Lech Lecha is our introduction to the relationship between Avraham – then Avram – and God. The parsha opens with God instructing Avram to leave his home and move his family to Canaan, where God promises to give him great blessings. At this point, God doesn’t go into detail about those blessings. For now, Avram and Sarai are settling childless – and advanced in age – in a foreign land.
A bit later in the parsha, God leads Avram through a ritual known as Brit Bein Habetarim – the Covenant of the Pieces. Through this covenant, God describes the great nation that will descend from Avram, and the land that will be theirs. Genesis 15:5 describes a famous moment in this episode, when Avram is “brought out” to count the stars. “So shall be your seed”, God explains.
I always imagined Avram gazing up at an ancient, smog-free, star-filled sky, in which the entire galaxy might have been visible. It would have been impossible to count those stars because there would have been far too many of them.

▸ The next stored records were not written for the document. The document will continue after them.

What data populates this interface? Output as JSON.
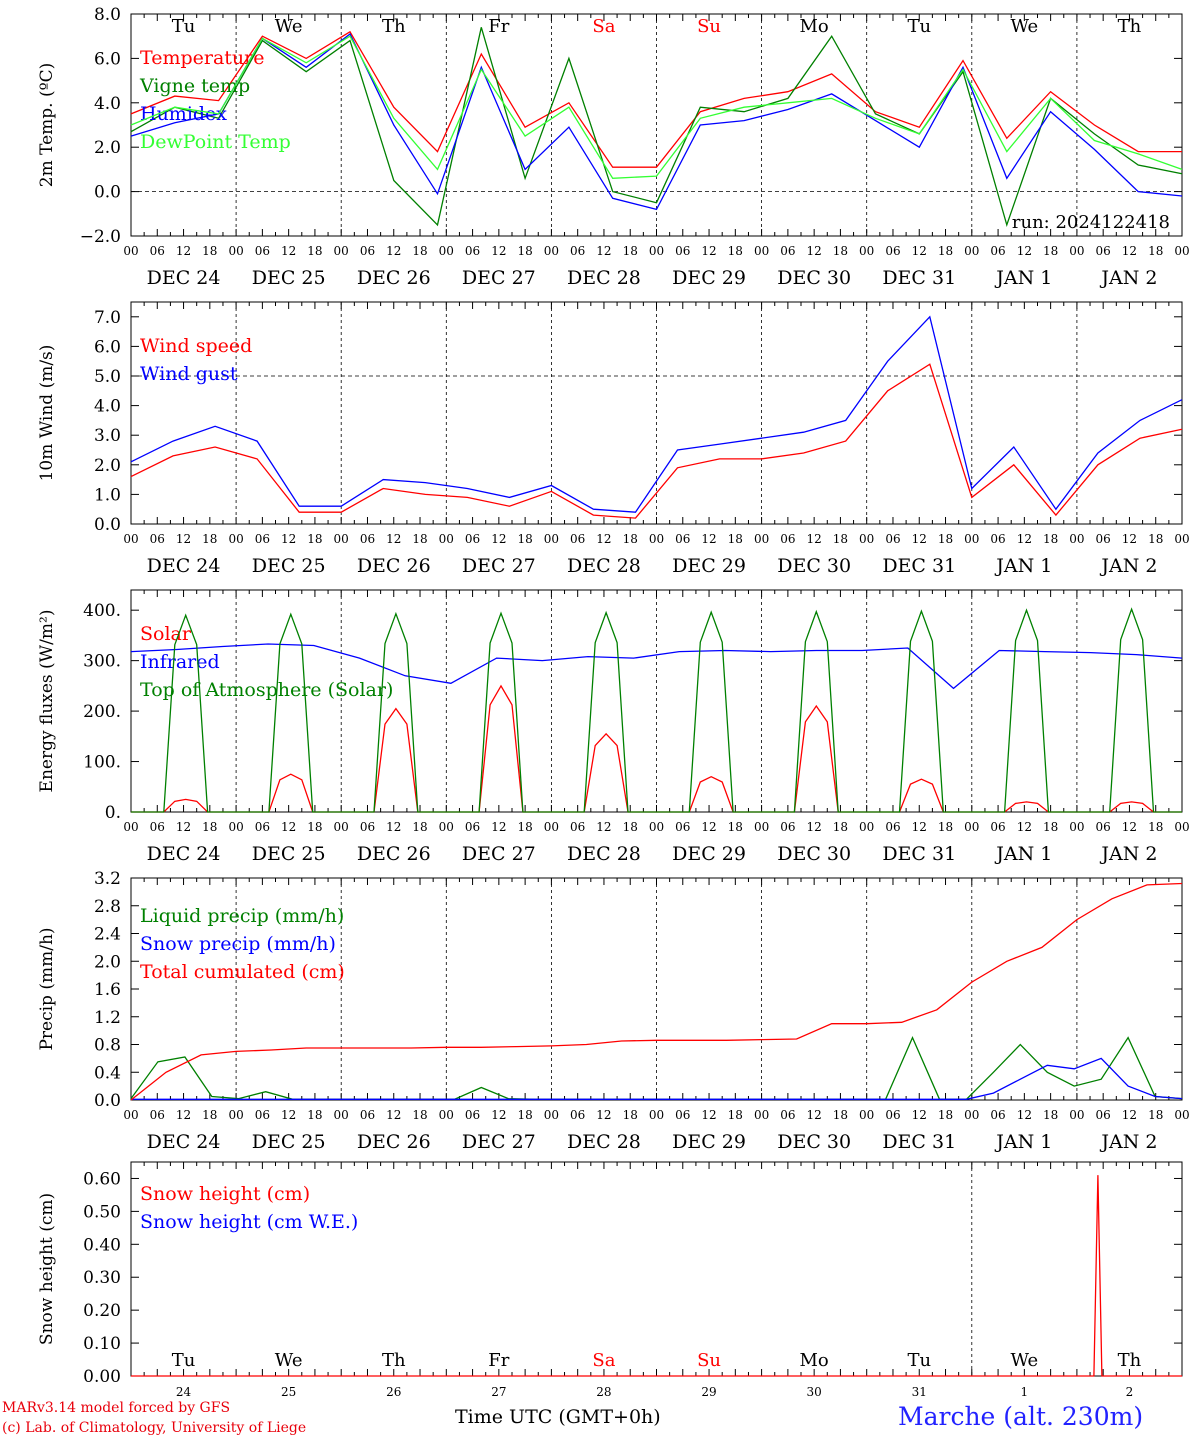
{
  "chart_data": [
    {
      "type": "line",
      "ylabel": "2m Temp. (ºC)",
      "ylim": [
        -2,
        8
      ],
      "yticks": [
        "8.0",
        "6.0",
        "4.0",
        "2.0",
        "0.0",
        "−2.0"
      ],
      "ref_line": 0,
      "weekday_labels": [
        "Tu",
        "We",
        "Th",
        "Fr",
        "Sa",
        "Su",
        "Mo",
        "Tu",
        "We",
        "Th"
      ],
      "date_labels": [
        "DEC 24",
        "DEC 25",
        "DEC 26",
        "DEC 27",
        "DEC 28",
        "DEC 29",
        "DEC 30",
        "DEC 31",
        "JAN  1",
        "JAN  2"
      ],
      "hour_labels": [
        "00",
        "06",
        "12",
        "18"
      ],
      "annotation": "run: 2024122418",
      "x_hours_step": 12,
      "series": [
        {
          "name": "Temperature",
          "color": "#ff0000",
          "values": [
            3.5,
            4.3,
            4.1,
            7.0,
            6.0,
            7.2,
            3.8,
            1.8,
            6.2,
            2.9,
            4.0,
            1.1,
            1.1,
            3.6,
            4.2,
            4.5,
            5.3,
            3.6,
            2.9,
            5.9,
            2.4,
            4.5,
            3.0,
            1.8,
            1.8
          ]
        },
        {
          "name": "Vigne temp",
          "color": "#008000",
          "values": [
            2.7,
            3.8,
            3.3,
            6.8,
            5.4,
            6.8,
            0.5,
            -1.5,
            7.4,
            0.6,
            6.0,
            0.0,
            -0.5,
            3.8,
            3.6,
            4.2,
            7.0,
            3.5,
            2.6,
            5.4,
            -1.5,
            4.2,
            2.6,
            1.2,
            0.8
          ]
        },
        {
          "name": "Humidex",
          "color": "#0000ff",
          "values": [
            2.5,
            3.1,
            3.5,
            6.9,
            5.6,
            7.1,
            3.0,
            -0.1,
            5.6,
            1.0,
            2.9,
            -0.3,
            -0.8,
            3.0,
            3.2,
            3.7,
            4.4,
            3.2,
            2.0,
            5.6,
            0.6,
            3.6,
            1.9,
            0.0,
            -0.2
          ]
        },
        {
          "name": "DewPoint Temp",
          "color": "#33ff33",
          "values": [
            3.0,
            3.8,
            3.5,
            6.9,
            5.8,
            7.0,
            3.3,
            1.0,
            5.5,
            2.5,
            3.8,
            0.6,
            0.7,
            3.3,
            3.8,
            4.0,
            4.2,
            3.3,
            2.6,
            5.5,
            1.8,
            4.2,
            2.3,
            1.7,
            1.0
          ]
        }
      ]
    },
    {
      "type": "line",
      "ylabel": "10m Wind (m/s)",
      "ylim": [
        0,
        7.5
      ],
      "yticks": [
        "7.0",
        "6.0",
        "5.0",
        "4.0",
        "3.0",
        "2.0",
        "1.0",
        "0.0"
      ],
      "ref_line": 5,
      "date_labels": [
        "DEC 24",
        "DEC 25",
        "DEC 26",
        "DEC 27",
        "DEC 28",
        "DEC 29",
        "DEC 30",
        "DEC 31",
        "JAN  1",
        "JAN  2"
      ],
      "hour_labels": [
        "00",
        "06",
        "12",
        "18"
      ],
      "x_hours_step": 12,
      "series": [
        {
          "name": "Wind speed",
          "color": "#ff0000",
          "values": [
            1.6,
            2.3,
            2.6,
            2.2,
            0.4,
            0.4,
            1.2,
            1.0,
            0.9,
            0.6,
            1.1,
            0.3,
            0.2,
            1.9,
            2.2,
            2.2,
            2.4,
            2.8,
            4.5,
            5.4,
            0.9,
            2.0,
            0.3,
            2.0,
            2.9,
            3.2
          ]
        },
        {
          "name": "Wind gust",
          "color": "#0000ff",
          "values": [
            2.1,
            2.8,
            3.3,
            2.8,
            0.6,
            0.6,
            1.5,
            1.4,
            1.2,
            0.9,
            1.3,
            0.5,
            0.4,
            2.5,
            2.7,
            2.9,
            3.1,
            3.5,
            5.5,
            7.0,
            1.2,
            2.6,
            0.5,
            2.4,
            3.5,
            4.2
          ]
        }
      ]
    },
    {
      "type": "line",
      "ylabel": "Energy fluxes (W/m²)",
      "ylim": [
        0,
        440
      ],
      "yticks": [
        "400.",
        "300.",
        "200.",
        "100.",
        "0."
      ],
      "date_labels": [
        "DEC 24",
        "DEC 25",
        "DEC 26",
        "DEC 27",
        "DEC 28",
        "DEC 29",
        "DEC 30",
        "DEC 31",
        "JAN  1",
        "JAN  2"
      ],
      "hour_labels": [
        "00",
        "06",
        "12",
        "18"
      ],
      "x_hours_step": 12,
      "series": [
        {
          "name": "Solar",
          "color": "#ff0000",
          "daily_noon_peaks": [
            25,
            75,
            205,
            250,
            155,
            70,
            210,
            65,
            20,
            20
          ]
        },
        {
          "name": "Infrared",
          "color": "#0000ff",
          "values": [
            318,
            322,
            328,
            333,
            330,
            305,
            270,
            255,
            305,
            300,
            308,
            305,
            318,
            320,
            318,
            320,
            320,
            325,
            245,
            320,
            318,
            316,
            312,
            305
          ]
        },
        {
          "name": "Top of Atmosphere (Solar)",
          "color": "#008000",
          "daily_noon_peaks": [
            390,
            392,
            393,
            394,
            395,
            396,
            397,
            398,
            400,
            402
          ]
        }
      ]
    },
    {
      "type": "line",
      "ylabel": "Precip (mm/h)",
      "ylim": [
        0,
        3.2
      ],
      "yticks": [
        "3.2",
        "2.8",
        "2.4",
        "2.0",
        "1.6",
        "1.2",
        "0.8",
        "0.4",
        "0.0"
      ],
      "date_labels": [
        "DEC 24",
        "DEC 25",
        "DEC 26",
        "DEC 27",
        "DEC 28",
        "DEC 29",
        "DEC 30",
        "DEC 31",
        "JAN  1",
        "JAN  2"
      ],
      "hour_labels": [
        "00",
        "06",
        "12",
        "18"
      ],
      "x_hours_step": 12,
      "series": [
        {
          "name": "Liquid precip (mm/h)",
          "color": "#008000",
          "values": [
            0.02,
            0.55,
            0.62,
            0.05,
            0.02,
            0.12,
            0.01,
            0.01,
            0.01,
            0.01,
            0.01,
            0.01,
            0.01,
            0.18,
            0.02,
            0.01,
            0.01,
            0.01,
            0.01,
            0.01,
            0.01,
            0.01,
            0.01,
            0.01,
            0.01,
            0.01,
            0.01,
            0.01,
            0.01,
            0.9,
            0.01,
            0.01,
            0.4,
            0.8,
            0.4,
            0.2,
            0.3,
            0.9,
            0.05,
            0.02
          ]
        },
        {
          "name": "Snow precip (mm/h)",
          "color": "#0000ff",
          "values": [
            0.01,
            0.01,
            0.01,
            0.01,
            0.01,
            0.01,
            0.01,
            0.01,
            0.01,
            0.01,
            0.01,
            0.01,
            0.01,
            0.01,
            0.01,
            0.01,
            0.01,
            0.01,
            0.01,
            0.01,
            0.01,
            0.01,
            0.01,
            0.01,
            0.01,
            0.01,
            0.01,
            0.01,
            0.01,
            0.01,
            0.01,
            0.01,
            0.1,
            0.3,
            0.5,
            0.45,
            0.6,
            0.2,
            0.05,
            0.02
          ]
        },
        {
          "name": "Total cumulated (cm)",
          "color": "#ff0000",
          "values": [
            0.0,
            0.4,
            0.65,
            0.7,
            0.72,
            0.75,
            0.75,
            0.75,
            0.75,
            0.76,
            0.76,
            0.77,
            0.78,
            0.8,
            0.85,
            0.86,
            0.86,
            0.86,
            0.87,
            0.88,
            1.1,
            1.1,
            1.12,
            1.3,
            1.7,
            2.0,
            2.2,
            2.6,
            2.9,
            3.1,
            3.12
          ]
        }
      ]
    },
    {
      "type": "line",
      "ylabel": "Snow height (cm)",
      "ylim": [
        0,
        0.65
      ],
      "yticks": [
        "0.60",
        "0.50",
        "0.40",
        "0.30",
        "0.20",
        "0.10",
        "0.00"
      ],
      "weekday_labels": [
        "Tu",
        "We",
        "Th",
        "Fr",
        "Sa",
        "Su",
        "Mo",
        "Tu",
        "We",
        "Th"
      ],
      "day_numbers": [
        "24",
        "25",
        "26",
        "27",
        "28",
        "29",
        "30",
        "31",
        "1",
        "2"
      ],
      "x_hours_step": 24,
      "series": [
        {
          "name": "Snow height (cm)",
          "color": "#ff0000",
          "spike": {
            "day": 9.2,
            "value": 0.61
          }
        },
        {
          "name": "Snow height (cm W.E.)",
          "color": "#0000ff"
        }
      ]
    }
  ],
  "weekend_color": "#ff0000",
  "footer": {
    "credit_line1": "MARv3.14 model forced by GFS",
    "credit_line2": "(c) Lab. of Climatology, University of Liege",
    "axis_label": "Time UTC (GMT+0h)",
    "station": "Marche (alt. 230m)"
  }
}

Oddly though, only 3 verses later – in Genesis 15:12 – the Torah tells us that “the sun was going down”. This timeframe seems puzzling. If God had just shown Avram all the stars in the sky – presumably at night, when the sky was dark – how could the sun be setting now?
One interpretation understands the words “vayotzei oto hachutza” – “God brought him out” – to mean that God didn’t just take Avram out of his tent (as I’d imagined), but rather God took him outside of the entire world, allowing him to see the whole Earth and all its stars.
The interpretation I like best however, accepts that stars are invisible during the day. God took Avram out of his tent and told him to count the stars. Avram, looking up at the sky, found the task impossible. He could see only one star, the brilliant sun: “So shall be thy seed.” Maybe God was giving Avram a hint about the nation that would descend from him: the people of Israel, the light unto the nations. Our world needs more light; may we live up to this promise.